Кроме того, постоянным ресурсом новых латинских текстов остаются надписи на камне, которые во множестве находят археологи. В большинстве это документальные тексты — законы, декреты, посвящения и т.п., — но нередки надписи и стихотворные, что уже имеет прямое отношение к литературе. Некоторые из них, кстати, можно прочесть и по-русски: в 1962 году Ф.А. Петровский составил, перевел и прокомментировал сборник латинских эпиграфических стихотворений. В первую очередь это, конечно, эпитафии (в их числе, например, элегантная надгробная надпись комнатной собачке, найденная в окрестностях французского города Ош — своего рода пародия на стихи Катулла о воробушке Лесбии). Этот материал интересен для филолога в том числе и потому, что эпитафия — самый массовый жанр античной поэзии: такие стихи писали либо местные «профессионалы», сотнями на заказ, либо сами родственники умершего, а значит, по ним можно проследить, каковы были клише той или иной эпохи, на каких авторов ориентировался «широкий читатель». Но дело не только в историко-литературных изысканиях. В Публичке на Садовой у главной лестницы выставлено несколько камней с надписями, подаренных когда-то библиотеке великой княгиней Еленой Павловной, и среди них — крохотная эпитафия, от которой мне со студенческих лет глаз не оторвать: «Гай Юлий Фелицион, прожил один год и шесть месяцев. Ни разу не огорчил меня — разве только тем, что умер». Теперь я знаю, что те же слова сказала Елена Тагер Евгению Шварцу после смерти своей дочери, а до того — Людовик XIV после смерти Марии Терезии, и что это формула, которая встречается на десятках латинских надгробий; но все равно мысленно здороваюсь с Гаем Фелиционом каждый раз, когда поднимаюсь по этой лестнице.

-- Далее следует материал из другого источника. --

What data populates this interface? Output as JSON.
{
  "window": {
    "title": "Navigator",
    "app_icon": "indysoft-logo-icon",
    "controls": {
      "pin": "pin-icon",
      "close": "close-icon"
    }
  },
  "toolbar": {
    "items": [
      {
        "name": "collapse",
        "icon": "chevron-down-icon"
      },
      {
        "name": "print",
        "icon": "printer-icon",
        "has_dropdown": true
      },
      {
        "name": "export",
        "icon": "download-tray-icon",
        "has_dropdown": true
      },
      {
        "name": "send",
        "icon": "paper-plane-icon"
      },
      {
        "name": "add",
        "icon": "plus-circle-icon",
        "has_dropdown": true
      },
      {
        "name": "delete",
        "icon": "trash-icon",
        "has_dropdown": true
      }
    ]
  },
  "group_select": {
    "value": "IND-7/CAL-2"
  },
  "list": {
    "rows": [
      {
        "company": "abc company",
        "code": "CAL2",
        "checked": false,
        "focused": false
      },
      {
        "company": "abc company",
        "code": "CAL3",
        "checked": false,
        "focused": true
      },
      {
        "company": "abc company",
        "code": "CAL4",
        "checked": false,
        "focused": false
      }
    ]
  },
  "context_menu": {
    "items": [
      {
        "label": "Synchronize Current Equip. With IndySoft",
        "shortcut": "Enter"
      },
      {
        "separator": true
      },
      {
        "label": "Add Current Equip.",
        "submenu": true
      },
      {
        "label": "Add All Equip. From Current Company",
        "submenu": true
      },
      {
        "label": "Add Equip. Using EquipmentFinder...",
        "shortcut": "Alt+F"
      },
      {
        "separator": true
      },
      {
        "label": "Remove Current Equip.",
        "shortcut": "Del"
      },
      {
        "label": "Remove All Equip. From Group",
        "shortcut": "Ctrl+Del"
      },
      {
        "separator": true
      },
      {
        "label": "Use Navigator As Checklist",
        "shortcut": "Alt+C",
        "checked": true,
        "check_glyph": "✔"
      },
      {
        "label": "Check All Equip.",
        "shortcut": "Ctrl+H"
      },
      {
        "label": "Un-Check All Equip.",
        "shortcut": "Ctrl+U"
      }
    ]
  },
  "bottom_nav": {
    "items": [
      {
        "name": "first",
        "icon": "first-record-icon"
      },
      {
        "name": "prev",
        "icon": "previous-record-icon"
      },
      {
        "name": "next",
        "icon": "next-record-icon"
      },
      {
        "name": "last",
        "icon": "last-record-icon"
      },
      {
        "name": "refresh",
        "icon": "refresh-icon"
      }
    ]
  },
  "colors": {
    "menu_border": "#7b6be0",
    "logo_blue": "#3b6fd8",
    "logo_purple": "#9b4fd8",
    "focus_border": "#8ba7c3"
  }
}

— Что из римских авторов переведено на русский, а что нет?

— Переведено довольно много, и многое переведено превосходно. Но и лакун тоже хватает; достаточно сказать, что многие речи Цицерона не переведены, нет эпических поэм Валерия Флакка и Силия Италика, из огромной «Естественной истории» Плиния Старшего — того самого, который «на рассохшейся скамейке», — по-русски доступны несколько отрывочных книг. В моем «виш-листе» первое место занимают «Контроверсии» и «Свазории» Сенеки Старшего, отца Сенеки-философа. Этот человек в назидание сыновьям записал декламации, которые слышал в молодости, в эпоху Августа, в римских риторических школах. Декламациями назывались упражнения для ораторов — речи на заданную тему (например, какое-нибудь нарочито головоломное судебное дело, с адюльтером, разбойниками, подброшенными детьми, кладами, тираноубийцами и т.п.). Сенека сохранил не только извлечения из десятков таких речей, произнесенных знаменитыми ораторами и их учениками, но и стенограмму последующего «разбора полетов» — какой план доказательства был признан лучшим и почему, чьи находки понравились, кого и как покритиковали, у кого получилось обрисовать уязвленное самолюбие или ослепляющую жажду мести, а кто в пылу красноречия наделал смешных ошибок. Попутно он дает портреты-характеристики множества людей (скажем, молодого Овидия, которого видел и слышал в школе Ареллия Фуска): это одновременно и сокровищница занимательных сюжетов, своего рода западная «1001 ночь», повлиявшая на литературу Средних веков и Нового времени (к примеру, привычный нам сейчас образ благородного пирата, капитана Блада или Немо, восходит в европейской традиции именно к Сенеке Старшему), и уникальный памятник риторического искусства (а оно было для римлян «важнейшим из искусств», того же Овидия без традиции школьных декламаций не понять), и остроумные мемуары. Современный французский беллетрист Паскаль Киньяр написал на основе декламаций Сенеки роман «Альбуций» — он по-русски есть, а самого Сенеки нет и не было никогда.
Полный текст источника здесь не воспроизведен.